Show image previews in File uploader

After uploading, File uploader loads image previews from the CDN:

-> (GET) https://ucarecdn.com/{uuid}/

With Secure delivery on, File Upload can't show previews because Signed URLs include a token part. To work that around, you can load images through a proxy backend, where it can hook up the token info:

-> (GET) https://domain.com/preview?url=https%3A%2F%2Fcdn.domain.com%2F{uuid}%2F
-> (Redirect) https://cdn.domain.com/{uuid}/?token={token}&expire={expire}

Here are two options that can help you show image previews over Secure delivery:

Option previewProxy

Implementing the previewProxy option works best for these cases:

  • Your application uses cookie-based authorization.
  • Your proxy backend and your app are located in the same domain (otherwise, cookies won't be sent).
  • You don't need any other image-related data beside URLs.

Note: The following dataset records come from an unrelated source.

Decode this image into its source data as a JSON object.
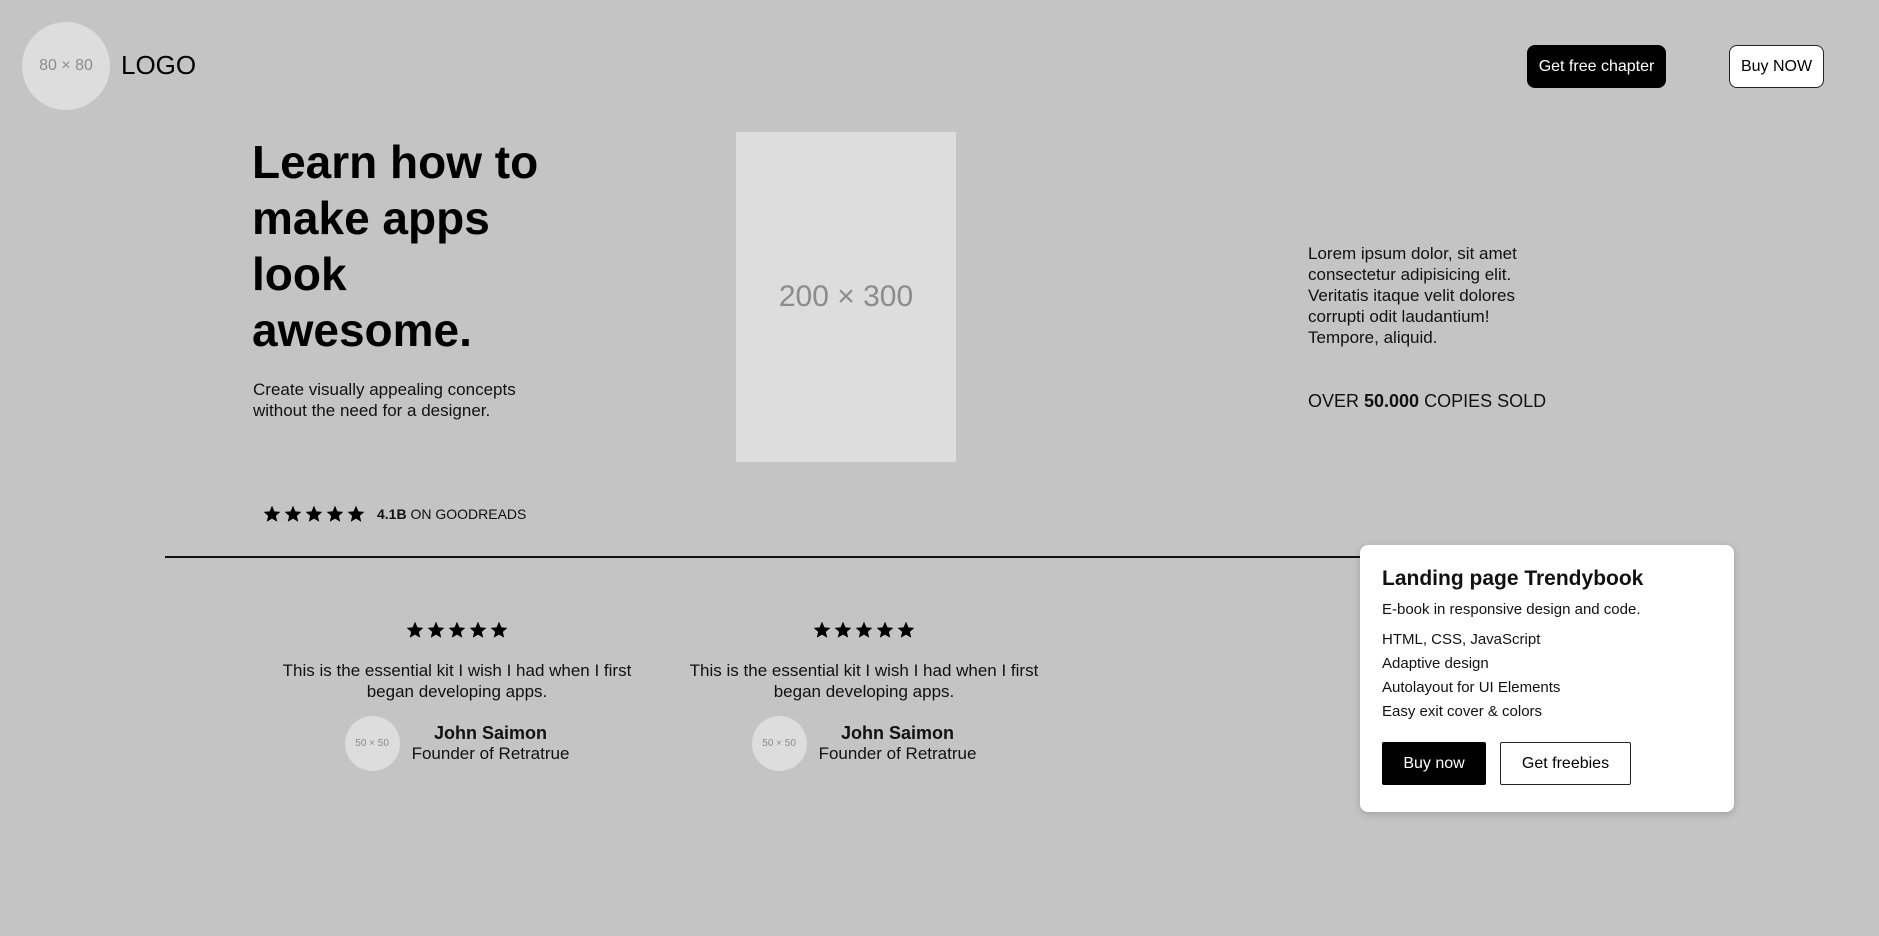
{
  "header": {
    "logo_placeholder": "80 × 80",
    "logo_text": "LOGO",
    "free_chapter_label": "Get free chapter",
    "buy_label": "Buy NOW"
  },
  "hero": {
    "title": "Learn how to make apps look awesome.",
    "subtitle": "Create visually appealing concepts without the need for a designer.",
    "book_placeholder": "200 × 300",
    "description": "Lorem ipsum dolor, sit amet consectetur adipisicing elit. Veritatis itaque velit dolores corrupti odit laudantium! Tempore, aliquid.",
    "copies_prefix": "OVER ",
    "copies_count": "50.000",
    "copies_suffix": " COPIES SOLD"
  },
  "rating": {
    "stars": 5,
    "score": "4.1B",
    "source": "ON GOODREADS"
  },
  "testimonials": [
    {
      "stars": 5,
      "quote": "This is the essential kit I wish I had when I first began developing apps.",
      "avatar_placeholder": "50 × 50",
      "name": "John Saimon",
      "role": "Founder of Retratrue"
    },
    {
      "stars": 5,
      "quote": "This is the essential kit I wish I had when I first began developing apps.",
      "avatar_placeholder": "50 × 50",
      "name": "John Saimon",
      "role": "Founder of Retratrue"
    }
  ],
  "card": {
    "title": "Landing page Trendybook",
    "subtitle": "E-book in responsive design and code.",
    "features": [
      "HTML, CSS, JavaScript",
      "Adaptive design",
      "Autolayout for UI Elements",
      "Easy exit cover & colors"
    ],
    "buy_label": "Buy now",
    "freebies_label": "Get freebies"
  },
  "colors": {
    "background": "#c4c4c4",
    "placeholder": "#dddddd",
    "primary": "#000000",
    "card": "#ffffff"
  }
}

To use previewProxy option, specify your proxy backend endpoint URL, and you're good to go:

UPLOADCARE_PREVIEW_PROXY = 'https://domain.com/preview?'javascript

It'll let File uploader load image previews via the following URL:

https://domain.com/preview?url=https%3A%2F%2Fcdn.domain.com%2F{uuid}%2F

It appends a query parameter with image preview URL to previewProxy:

newPreviewUrl = previewProxy + 'url={previewUrl}'javascript

By default, the uploader uses url as the query parameter name, but you can have a custom naming as well:

'https://domain.com/preview?' + 'url={previewUrl}'
'https://domain.com/preview?foo=bar' + '&url={previewUrl}'
'https://domain.com/preview?foo=bar&myUrl=' + '{previewUrl}'javascript

Option previewUrlCallback

This option provides you with explicit control over the File uploader preview URLs. In code, previewUrlCallback is a function with a signature:

(previewUrl, fileInfo) => previewUrl

Example:

UPLOADCARE_PREVIEW_URL_CALLBACK = function(previewUrl, fileInfo) {
    const jwtToken = getJWTToken()
    return `https://domain.com/preview?` +
      `url=${encodeURIComponent(previewUrl)}&` +
      `uuid=${fileInfo.uuid}&` +
      `token=${jwtToken}`
}javascript

Note, previewUrlCallback overrides previewProxy, and the latter option will be ignored.